Je ne sentais ni la présence de Damon, ni celle de Tristan, à l'extérieure de la tente. Comme s'ils avaient disparus.

Je me dirige vers la porte de la tente, sans grandement faire attention à ma discrétion. J'aurais pu réveiller une horde de paresseux, s'il en existait en France –et si une horde de paresseux était possible !-. Le silence se faisait percevoir à l'extérieur, seul le piaillement des oiseaux et le bruit du vent contre les feuilles et les germes des arbres étaient audibles.

L'un de mes pieds nus se pose sur l'herbe. Je frissonne, et ne bouge plus pendant de longues secondes, me rendant compte de ce qu'il se passait, avant de fermer les yeux.

Devant moi, Matthieu, tête baissée, les poings serrés, évite mon regard. Quant à Tiago... Il me dévisage, les sourcils froncés, inquiet, ses yeux clairs bouffis et ses joues rougies par sa colère, sa tristesse, sa peur... Je le regarde, incertaine, l'interrogeant de la seule expression de mon regard. Il baisse les yeux et je crois discerner une larme coulant sur sa joue, avant qu'elle ne tombe peut-être, ne laissant plus aucune trace d'un possible passage sur la joue mate du jeune homme.

Mon expression se fige, ma bouche s'ouvre lentement. Je comprends enfin.

Déjà deux jours matinée qu'Aaron était parti. Sans provisions de grande ampleur. Sans rien pour s'abriter. Juste des armes, et de quoi le protéger en cas d'attaque.

Il n'était censé que partir en simple reconnaissance. Un éclaireur. Trouver Chrystal. Non pas la ramener.

Et j'avais arrêté de rêver. Je l'avais dis, ça ? Nan, j'crois pas... Si j'ai arrêté de rêver, c'est que ça veut dire qu'il s'est passé quelque chose. Que le rêve, ou plutôt la vision, s'est réalisée.

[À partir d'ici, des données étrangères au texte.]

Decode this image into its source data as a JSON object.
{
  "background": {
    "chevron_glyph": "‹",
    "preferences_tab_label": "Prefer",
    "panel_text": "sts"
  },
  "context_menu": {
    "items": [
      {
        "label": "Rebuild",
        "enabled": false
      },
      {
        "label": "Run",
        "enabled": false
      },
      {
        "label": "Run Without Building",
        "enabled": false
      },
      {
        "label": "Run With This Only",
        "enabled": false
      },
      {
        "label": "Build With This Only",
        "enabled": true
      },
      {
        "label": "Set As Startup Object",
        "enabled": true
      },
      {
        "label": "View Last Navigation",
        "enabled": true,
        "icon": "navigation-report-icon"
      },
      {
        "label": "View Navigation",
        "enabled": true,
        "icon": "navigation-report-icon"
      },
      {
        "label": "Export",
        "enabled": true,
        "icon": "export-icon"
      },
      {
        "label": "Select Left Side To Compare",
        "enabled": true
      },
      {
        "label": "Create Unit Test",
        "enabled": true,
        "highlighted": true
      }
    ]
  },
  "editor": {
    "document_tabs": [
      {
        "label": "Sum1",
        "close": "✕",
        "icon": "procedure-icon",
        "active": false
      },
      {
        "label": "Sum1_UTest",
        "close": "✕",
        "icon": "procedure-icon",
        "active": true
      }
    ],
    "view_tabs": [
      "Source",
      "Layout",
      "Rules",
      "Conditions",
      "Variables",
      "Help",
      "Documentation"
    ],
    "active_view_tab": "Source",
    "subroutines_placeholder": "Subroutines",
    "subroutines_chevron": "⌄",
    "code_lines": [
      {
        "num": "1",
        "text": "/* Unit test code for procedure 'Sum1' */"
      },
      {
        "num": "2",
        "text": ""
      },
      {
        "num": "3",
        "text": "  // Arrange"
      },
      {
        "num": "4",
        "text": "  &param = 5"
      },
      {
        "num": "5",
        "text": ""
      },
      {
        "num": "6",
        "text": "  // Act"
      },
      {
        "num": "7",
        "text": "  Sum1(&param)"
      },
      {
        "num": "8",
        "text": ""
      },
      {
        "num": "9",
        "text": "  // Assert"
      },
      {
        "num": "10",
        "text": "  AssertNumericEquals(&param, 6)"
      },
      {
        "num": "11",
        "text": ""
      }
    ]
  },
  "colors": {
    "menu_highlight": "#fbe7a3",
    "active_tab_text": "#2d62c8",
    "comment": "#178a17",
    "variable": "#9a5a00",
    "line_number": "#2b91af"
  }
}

Il était arrivé quelque chose à Aaron. Déjà hier, la tension était palpable à cause de son absence. Avant-hier aussi. Il avait cette prestance, qu'aucun autre n'avait. Il avait beau ne parler presque jamais, sa simple présence nous suffisait pour savoir où nous en étions. Il n'était pas le plus âgé, et pourtant, c'était comme s'il était le père de cette famille... Si on oubliait Damon.

Et puis Chrystal... Ne plus rêver d'elle ne m'inquiéter pas plus qu'avant... Je restais anxieuse, mais tout autant qu'avant. Il ne pouvait rien lui être arrivé, je le sentais, j'avais cette impression qu'elle était toujours là... Sinon, il était certain qu'une flamme se serait éteinte, indirectement, dans le regard de Tiago. Je l'aurais su.

- Personne ne quitte cette clairière avant qu'on décide ce qu'on va faire. C'est bien compris Tiago ?

Je sursaute. Les garçons, eux, relèvent la tête de surprise.